For more information, see Replace the built-in Prometheus server with your own instance.
Recommended: Federate metrics with recording rules and provide them to your production monitoring system
To build a robust production-level Prometheus setup that follows the Istio observability best practices, federate the metrics and cardinality labels that you want to collect in your production instance and use the compute capacity of the Gloo Mesh management cluster to aggregate and precompute the metrics. Then, you can scrape the federated metrics with your Prometheus-compatible solution or send them to a time series database that is hardened for production as shown in the following image.
While this is a more complex setup than replacing the built-in Prometheus server with your own instance, you have granular control over the metrics that you want to collect. Because the metrics are precomputed on the Gloo Mesh management cluster, your queries in the production instance are much faster and scalable, and you can avoid overloading your production instance.

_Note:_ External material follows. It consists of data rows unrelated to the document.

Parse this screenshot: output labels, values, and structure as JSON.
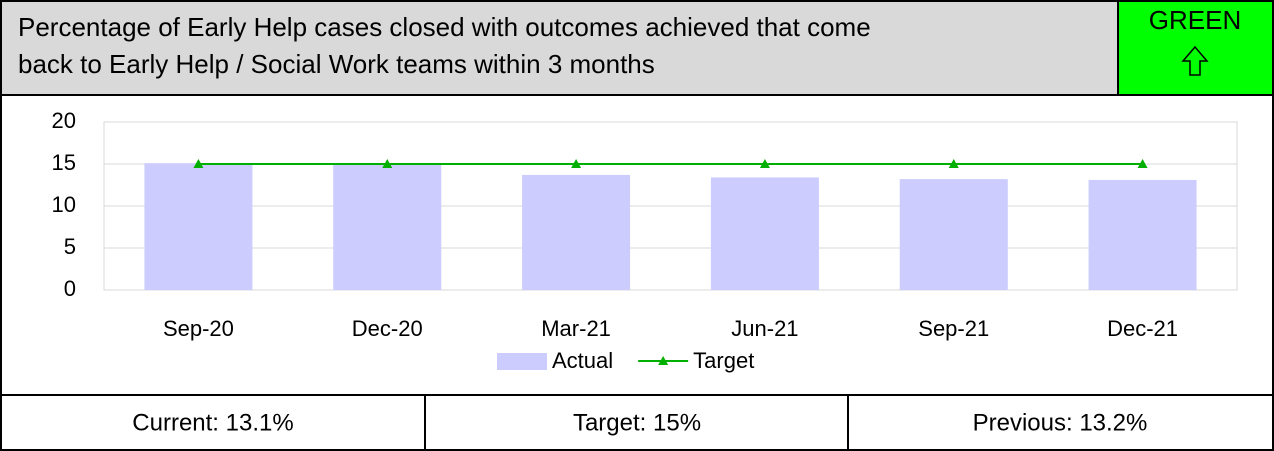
{
  "header": {
    "title": [
      "Percentage of Early Help cases closed with outcomes achieved that come",
      "back to Early Help / Social Work teams within 3 months"
    ],
    "status": "GREEN"
  },
  "chart_data": {
    "type": "bar",
    "categories": [
      "Sep-20",
      "Dec-20",
      "Mar-21",
      "Jun-21",
      "Sep-21",
      "Dec-21"
    ],
    "series": [
      {
        "name": "Actual",
        "color": "#ccccff",
        "values": [
          15.1,
          15.0,
          13.7,
          13.4,
          13.2,
          13.1
        ]
      },
      {
        "name": "Target",
        "color": "#00b000",
        "type": "line",
        "values": [
          15,
          15,
          15,
          15,
          15,
          15
        ]
      }
    ],
    "ylim": [
      0,
      20
    ],
    "yticks": [
      0,
      5,
      10,
      15,
      20
    ],
    "grid": true
  },
  "footer": [
    "Current: 13.1%",
    "Target: 15%",
    "Previous: 13.2%"
  ]
}
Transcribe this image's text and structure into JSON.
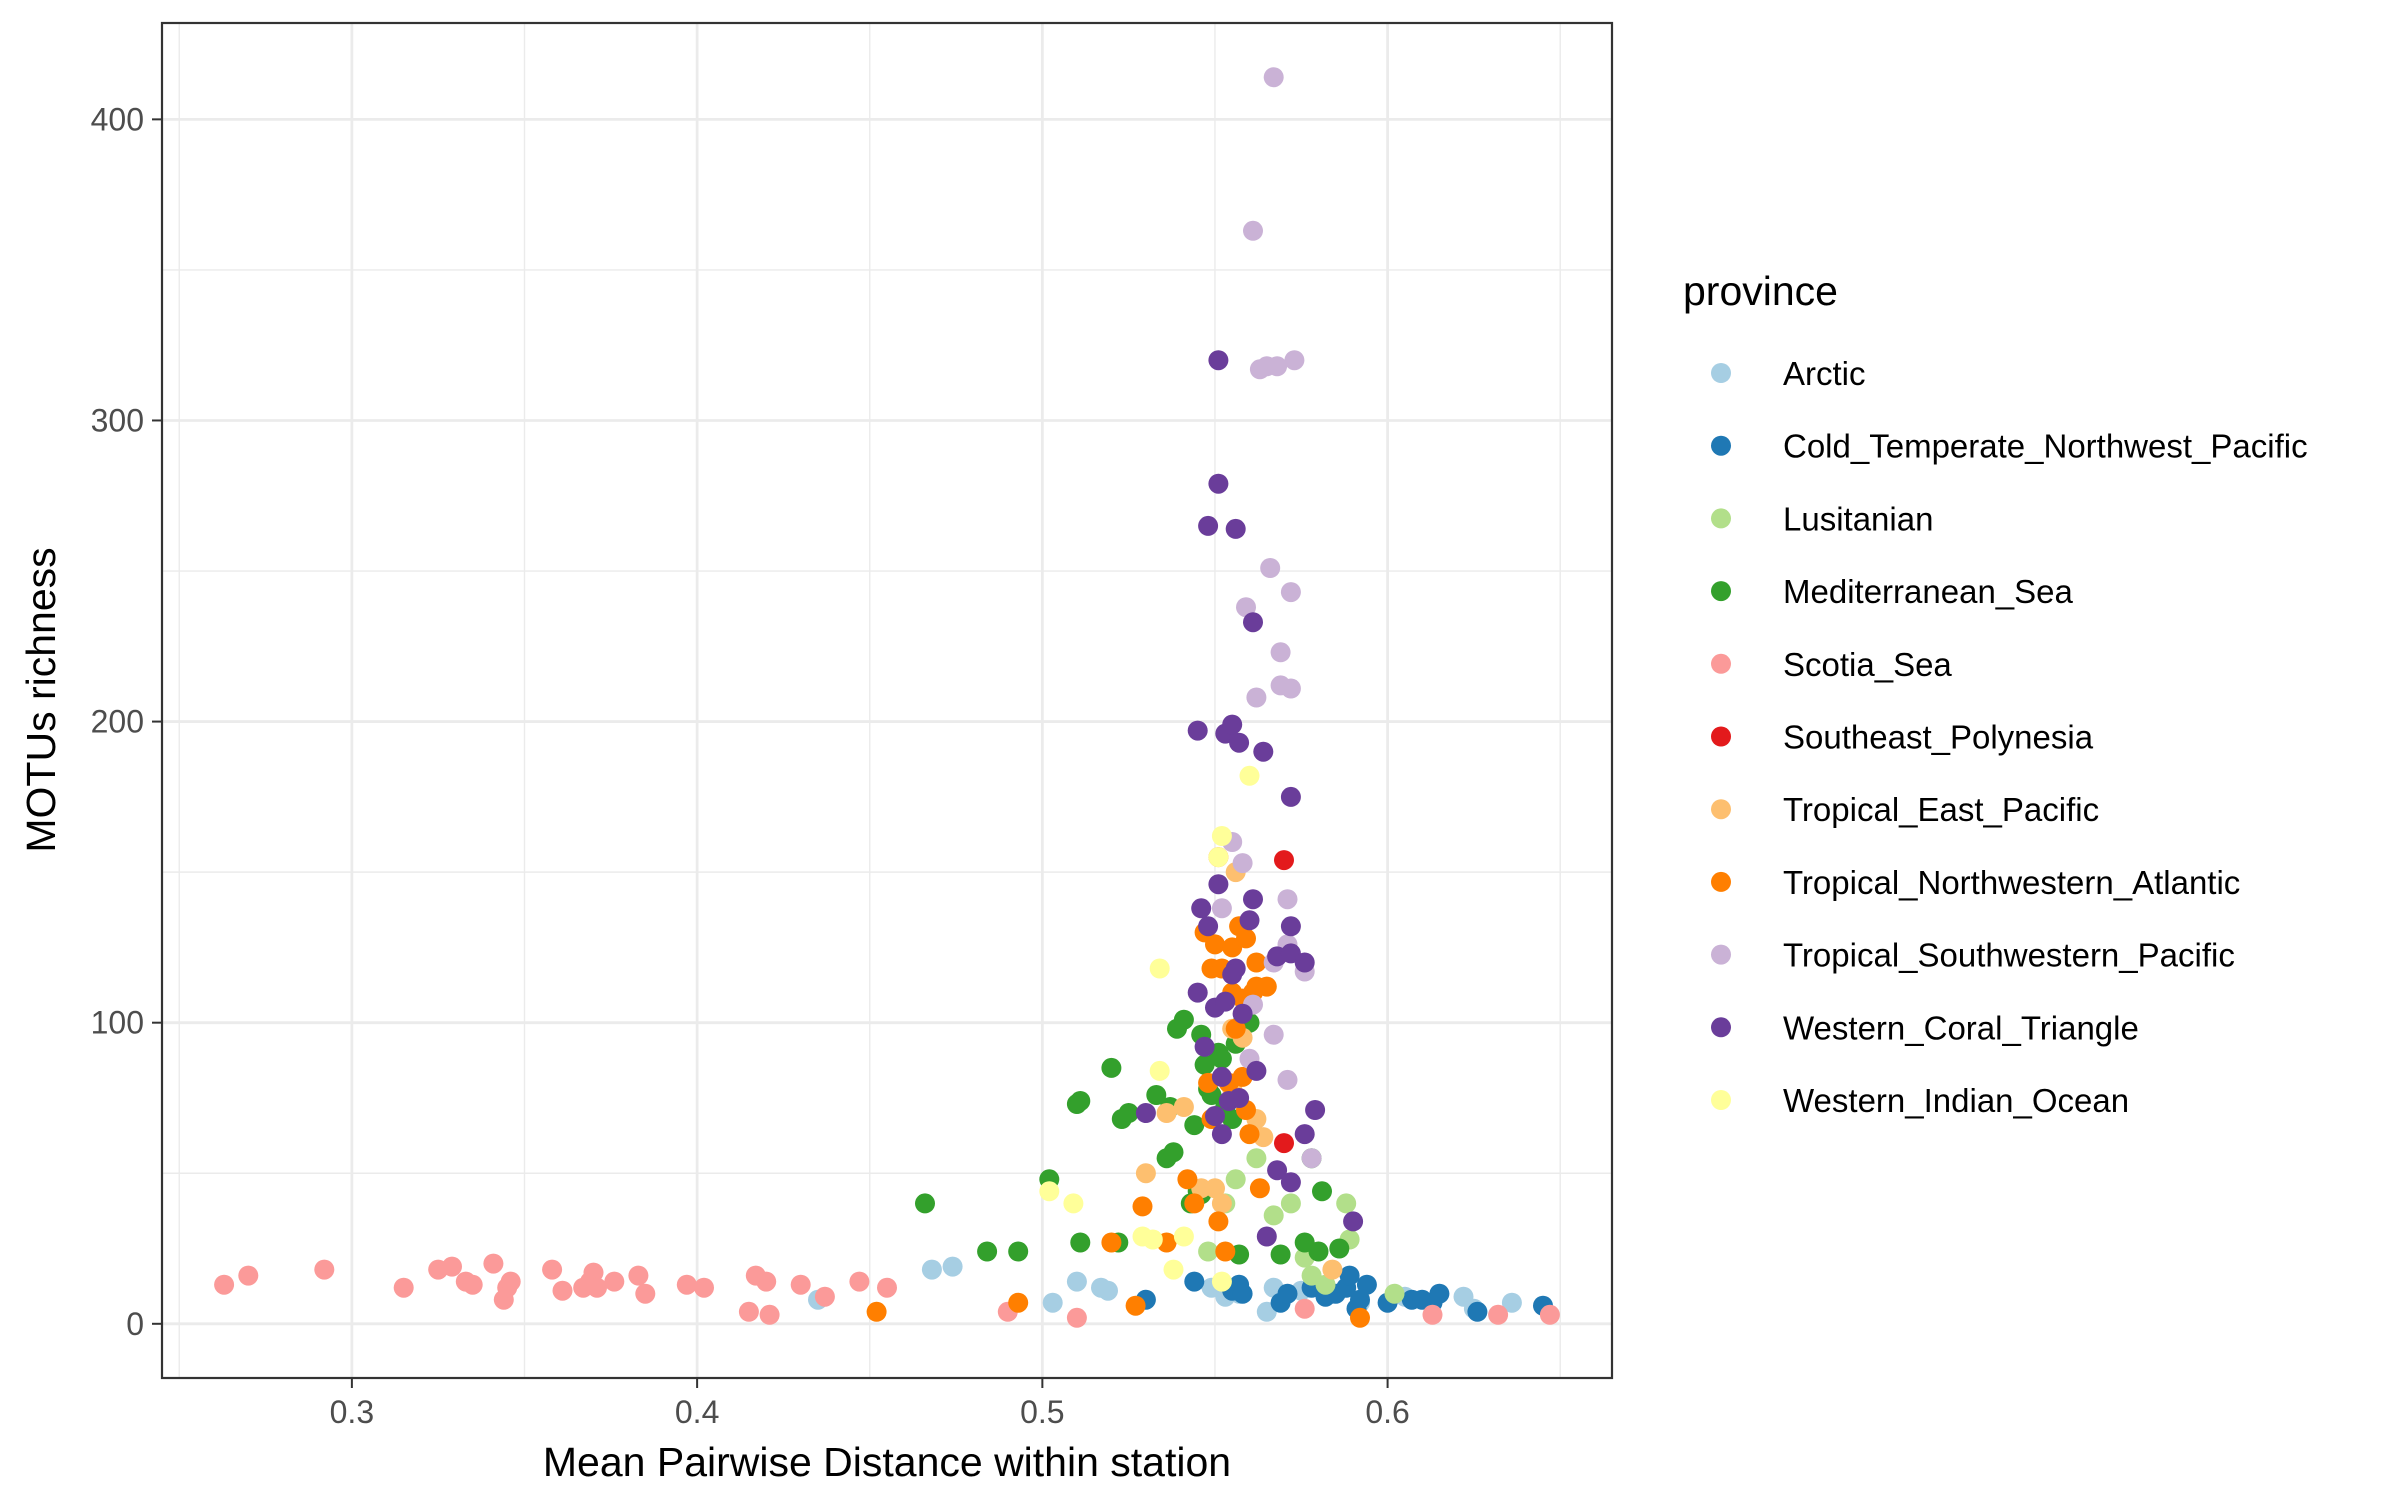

For more information, see Federate metrics with recording rules and provide them to your production monitoring instance.
Remove high cardinality labels at creation time:
With metrics federation, you can use recording rules to precompute frequently used metrics and reduce high cardinality labels before metrics are forwarded to an external Prometheus-compatible solution. The raw labels and metric dimensions are still available in the built-in Prometheus server and can be accessed if needed.
To reduce the amount of data that is collected even more, you can customize the Envoy filter of your workloads to modify how Istio metrics are recorded at creation time. With this setup, you can remove any unwanted cardinality labels before metrics are scraped by the built-in Prometheus server.
For more information, see Remove high cardinality labels at creation time.